Guarantor Loans - Should you lack sufficient funds or have a poor credit rating to secure a loan, a third-party person – typically a family member – can act as a co-signer to your loan agreement. In doing so, they commit to repaying your loan on your behalf should you fail to do so.


H

Homeowner Loan - A homeowner loan enables property owners to borrow finance using their property as security against the value of the loan.


I

Individual Voluntary Arrangement (IVA) - An individual voluntary arrangement or IVA is an alternative to bankruptcy. Should you fail to meet your financial obligations, an individual voluntary agreement between you and your lender could be put in place, which enables you to repay all or part of your loan over a certain timeframe, based on what you can afford.


L

Lender - The lender provides the funds for and stipulates the terms of your finance agreement.

Loan Purpose - The reason why you are seeking the loan. Financial providers can offer funds for specific purposes, such as mortgages and car finance agreements.

Loan Term - The length of time in which the loan must be repaid.

Loan to Value (LTV) - The Loan to Value (LTV) is typically expressed as a percentage that represents the loan amount in relation to the value of asset against which it is secured. The LTV is typically associated with mortgage arrangements.


M

Mortgage - A mortgage is a secured loan taken out to purchase a private or commercial property. The property is offered as security against the loan.

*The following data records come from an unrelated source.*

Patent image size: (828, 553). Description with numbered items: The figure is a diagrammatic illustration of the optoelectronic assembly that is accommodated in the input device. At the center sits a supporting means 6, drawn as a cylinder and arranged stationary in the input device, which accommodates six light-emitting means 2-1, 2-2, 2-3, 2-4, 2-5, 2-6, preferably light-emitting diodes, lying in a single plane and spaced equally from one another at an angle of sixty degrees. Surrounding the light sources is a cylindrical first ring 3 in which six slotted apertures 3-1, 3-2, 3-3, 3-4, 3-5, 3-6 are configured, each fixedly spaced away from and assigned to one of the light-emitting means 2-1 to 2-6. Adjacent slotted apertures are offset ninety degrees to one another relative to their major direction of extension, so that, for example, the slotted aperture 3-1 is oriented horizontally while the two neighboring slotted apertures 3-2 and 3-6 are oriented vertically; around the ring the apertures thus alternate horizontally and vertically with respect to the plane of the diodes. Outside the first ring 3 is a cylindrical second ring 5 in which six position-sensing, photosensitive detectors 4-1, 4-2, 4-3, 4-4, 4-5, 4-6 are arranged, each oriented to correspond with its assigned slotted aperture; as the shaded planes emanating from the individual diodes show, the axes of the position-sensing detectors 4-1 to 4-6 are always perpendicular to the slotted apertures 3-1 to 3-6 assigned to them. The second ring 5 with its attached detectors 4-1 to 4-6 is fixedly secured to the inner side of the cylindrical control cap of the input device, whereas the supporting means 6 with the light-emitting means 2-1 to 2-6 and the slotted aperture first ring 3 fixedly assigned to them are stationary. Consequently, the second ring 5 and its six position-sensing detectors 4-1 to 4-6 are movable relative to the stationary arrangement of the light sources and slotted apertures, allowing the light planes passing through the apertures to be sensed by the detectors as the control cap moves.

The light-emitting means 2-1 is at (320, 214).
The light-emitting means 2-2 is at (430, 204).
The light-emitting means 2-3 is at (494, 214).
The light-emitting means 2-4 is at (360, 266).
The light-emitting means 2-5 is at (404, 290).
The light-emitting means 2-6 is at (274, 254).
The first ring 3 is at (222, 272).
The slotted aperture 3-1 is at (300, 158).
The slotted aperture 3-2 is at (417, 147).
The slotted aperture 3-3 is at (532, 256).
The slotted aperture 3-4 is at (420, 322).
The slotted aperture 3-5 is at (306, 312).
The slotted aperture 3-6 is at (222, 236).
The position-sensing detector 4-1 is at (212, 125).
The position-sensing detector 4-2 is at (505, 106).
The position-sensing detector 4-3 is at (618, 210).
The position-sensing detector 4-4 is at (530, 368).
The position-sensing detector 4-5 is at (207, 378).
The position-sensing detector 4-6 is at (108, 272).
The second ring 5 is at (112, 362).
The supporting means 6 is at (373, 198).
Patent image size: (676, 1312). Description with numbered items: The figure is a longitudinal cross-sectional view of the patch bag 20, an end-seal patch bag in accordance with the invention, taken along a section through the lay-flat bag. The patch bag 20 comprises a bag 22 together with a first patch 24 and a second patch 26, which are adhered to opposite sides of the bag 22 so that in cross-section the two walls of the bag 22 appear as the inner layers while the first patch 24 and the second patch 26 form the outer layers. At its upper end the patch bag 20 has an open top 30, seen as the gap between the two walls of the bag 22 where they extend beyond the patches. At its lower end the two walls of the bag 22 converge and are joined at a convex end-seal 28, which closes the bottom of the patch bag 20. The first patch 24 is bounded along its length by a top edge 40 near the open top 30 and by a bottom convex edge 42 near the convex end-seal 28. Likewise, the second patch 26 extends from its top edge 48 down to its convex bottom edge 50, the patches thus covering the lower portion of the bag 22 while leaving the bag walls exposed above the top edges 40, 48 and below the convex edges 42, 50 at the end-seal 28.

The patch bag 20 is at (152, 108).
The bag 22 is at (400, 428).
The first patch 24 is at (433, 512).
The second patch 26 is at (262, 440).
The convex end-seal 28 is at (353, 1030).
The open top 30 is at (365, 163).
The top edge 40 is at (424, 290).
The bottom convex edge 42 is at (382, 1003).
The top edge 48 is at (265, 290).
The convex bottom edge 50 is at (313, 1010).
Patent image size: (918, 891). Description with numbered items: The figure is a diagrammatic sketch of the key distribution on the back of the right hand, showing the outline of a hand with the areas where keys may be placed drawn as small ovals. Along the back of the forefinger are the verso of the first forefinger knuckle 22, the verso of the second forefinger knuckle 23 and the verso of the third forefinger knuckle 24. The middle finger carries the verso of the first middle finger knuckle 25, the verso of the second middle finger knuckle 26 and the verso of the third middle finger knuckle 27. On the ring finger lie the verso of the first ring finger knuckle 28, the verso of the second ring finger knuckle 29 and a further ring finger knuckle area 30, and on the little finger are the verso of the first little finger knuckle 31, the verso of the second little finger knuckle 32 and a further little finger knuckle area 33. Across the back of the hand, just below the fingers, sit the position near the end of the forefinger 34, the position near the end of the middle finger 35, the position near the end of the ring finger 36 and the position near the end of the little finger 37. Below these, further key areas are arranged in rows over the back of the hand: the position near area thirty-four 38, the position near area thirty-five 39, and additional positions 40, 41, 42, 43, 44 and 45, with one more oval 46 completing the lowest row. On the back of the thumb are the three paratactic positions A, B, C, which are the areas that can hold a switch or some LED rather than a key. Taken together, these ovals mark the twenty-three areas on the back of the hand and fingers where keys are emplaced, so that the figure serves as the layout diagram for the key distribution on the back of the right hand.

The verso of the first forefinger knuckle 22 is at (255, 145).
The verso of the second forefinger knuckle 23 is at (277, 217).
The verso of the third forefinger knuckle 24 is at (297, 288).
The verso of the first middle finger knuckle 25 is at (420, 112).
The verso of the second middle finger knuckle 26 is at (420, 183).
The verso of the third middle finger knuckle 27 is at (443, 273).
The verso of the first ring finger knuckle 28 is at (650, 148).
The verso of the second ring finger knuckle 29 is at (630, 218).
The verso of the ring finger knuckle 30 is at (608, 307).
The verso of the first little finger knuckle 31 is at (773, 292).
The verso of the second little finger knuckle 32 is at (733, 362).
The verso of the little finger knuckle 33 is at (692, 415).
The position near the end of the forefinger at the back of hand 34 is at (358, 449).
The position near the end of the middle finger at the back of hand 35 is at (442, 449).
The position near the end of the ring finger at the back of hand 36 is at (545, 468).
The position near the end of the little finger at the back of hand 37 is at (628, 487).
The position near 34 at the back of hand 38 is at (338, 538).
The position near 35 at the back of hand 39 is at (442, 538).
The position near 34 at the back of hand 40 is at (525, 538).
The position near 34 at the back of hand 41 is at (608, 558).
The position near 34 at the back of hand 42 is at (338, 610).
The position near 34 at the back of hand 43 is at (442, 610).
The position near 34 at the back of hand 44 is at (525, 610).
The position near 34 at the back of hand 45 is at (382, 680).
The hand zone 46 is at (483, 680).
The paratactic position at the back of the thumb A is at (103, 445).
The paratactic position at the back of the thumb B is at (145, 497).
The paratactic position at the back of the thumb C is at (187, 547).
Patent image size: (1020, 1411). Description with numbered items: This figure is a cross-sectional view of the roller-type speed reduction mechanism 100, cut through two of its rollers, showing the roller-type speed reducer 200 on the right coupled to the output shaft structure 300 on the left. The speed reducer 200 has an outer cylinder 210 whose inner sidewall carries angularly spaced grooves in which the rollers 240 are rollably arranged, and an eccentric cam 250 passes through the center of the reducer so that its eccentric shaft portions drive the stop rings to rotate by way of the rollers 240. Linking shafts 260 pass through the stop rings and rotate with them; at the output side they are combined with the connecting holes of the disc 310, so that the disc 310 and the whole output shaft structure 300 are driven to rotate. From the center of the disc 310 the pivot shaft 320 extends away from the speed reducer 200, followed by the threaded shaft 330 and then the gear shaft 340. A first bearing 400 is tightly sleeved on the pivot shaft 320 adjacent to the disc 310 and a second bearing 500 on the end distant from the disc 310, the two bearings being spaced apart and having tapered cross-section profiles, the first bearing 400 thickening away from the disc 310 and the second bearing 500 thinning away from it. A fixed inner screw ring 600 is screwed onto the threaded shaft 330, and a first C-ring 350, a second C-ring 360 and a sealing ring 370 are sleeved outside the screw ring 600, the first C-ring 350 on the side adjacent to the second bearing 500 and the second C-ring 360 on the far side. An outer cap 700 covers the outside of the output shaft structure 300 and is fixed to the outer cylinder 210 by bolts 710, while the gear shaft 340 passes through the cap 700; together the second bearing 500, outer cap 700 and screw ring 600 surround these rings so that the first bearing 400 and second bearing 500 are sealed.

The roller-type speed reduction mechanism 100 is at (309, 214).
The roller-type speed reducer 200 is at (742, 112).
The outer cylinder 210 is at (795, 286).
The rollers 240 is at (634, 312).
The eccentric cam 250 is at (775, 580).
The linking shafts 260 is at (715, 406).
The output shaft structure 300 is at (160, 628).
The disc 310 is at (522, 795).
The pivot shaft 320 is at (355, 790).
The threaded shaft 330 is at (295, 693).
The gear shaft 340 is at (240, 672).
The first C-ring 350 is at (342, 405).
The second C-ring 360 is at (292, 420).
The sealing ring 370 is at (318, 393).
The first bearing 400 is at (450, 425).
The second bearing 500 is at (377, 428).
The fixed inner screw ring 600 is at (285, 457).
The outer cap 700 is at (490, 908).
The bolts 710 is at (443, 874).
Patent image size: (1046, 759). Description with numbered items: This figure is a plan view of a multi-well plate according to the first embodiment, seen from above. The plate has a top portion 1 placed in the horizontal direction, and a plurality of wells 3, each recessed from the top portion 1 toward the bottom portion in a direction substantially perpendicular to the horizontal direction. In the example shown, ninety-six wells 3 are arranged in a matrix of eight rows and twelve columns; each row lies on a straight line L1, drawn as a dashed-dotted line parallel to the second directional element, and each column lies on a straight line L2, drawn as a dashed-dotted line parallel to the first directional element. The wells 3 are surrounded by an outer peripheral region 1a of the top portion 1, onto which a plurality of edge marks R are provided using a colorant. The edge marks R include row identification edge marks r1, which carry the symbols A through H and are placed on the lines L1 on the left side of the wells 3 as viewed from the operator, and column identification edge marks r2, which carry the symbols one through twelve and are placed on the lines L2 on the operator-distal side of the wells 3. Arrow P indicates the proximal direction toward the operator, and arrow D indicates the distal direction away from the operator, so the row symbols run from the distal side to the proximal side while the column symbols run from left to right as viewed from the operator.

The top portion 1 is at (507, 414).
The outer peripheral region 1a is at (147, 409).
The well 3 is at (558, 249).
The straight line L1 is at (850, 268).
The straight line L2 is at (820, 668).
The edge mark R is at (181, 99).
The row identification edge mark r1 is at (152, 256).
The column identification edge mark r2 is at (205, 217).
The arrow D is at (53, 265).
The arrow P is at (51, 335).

Monthly Repayments - This term refers to the amount a borrower is required to pay each month with interest to reduce the loan amount.


N

National Association of Commercial Finance Brokers - The NACFB is the trade body for commercial finance brokers and lenders operating the UK who provide credit for businesses and property investors.


Q

Qualifying Criteria - To be approved for credit, borrowers must meet certain requirements stipulated by the lender, as a way for them to control risk. Basic qualifying criteria typically refers to age (over 18 years) and UK residency, for example. The qualifying criteria will differ depending on the product and lender.


R

Regulated - Regulated financial products must comply with regulations stipulated by the Financial Services Authority. Any complaints regarding the handling of these products can be referred to the Financial Ombudsman Service. Consumers who use regulated financial products are protected by the Financial Services Compensation Scheme.


S

Second Charge (Mortgage) - Should you have any equity in a property for which you already have a mortgage, you can offer it as security against a second loan, known as a second charge mortgage.

Secured Loan - A secured loan requires to you offer one or more assets, such as property, machinery, vehicles or trademarks, as security or collateral against the loan. Should you default on the loan, the asset may be seized by the lender.

SME - SME Finance comprises a range of products designed specifically for small to medium sized enterprises.


T

Total Amount Repayable - This the amount you will repay in total, including the value of the loan with interest, fees and any administration costs.

Typical APR - A Typical APR refers to the annual interest rate a certain percentage of applicants will pay on an advertised loan. Any remaining applicants will be offered a different rate than advertised.


U

Unsecured Loan - An unsecured loan does not require any assets to be offered as security against the finance agreement.

Underwriting - Underwriting is the act of assessing and verifying an applicant’s creditworthiness and the risks associated with lending them funds.

Unregulated - Unregulated financial products are not monitored by the Financial Conduct Authority and do not offer the consumer access to any statutory protection.


V

Variable Rate - As market rates change, so too do variable interest rates. These can fluctuate at any time during the repayment term of a loan.


W

Winding-Up Order - A Winding-Up Order is an instruction from the courts that forces a business into compulsory liquidation. The company’s assets are used to repay any outstanding debts.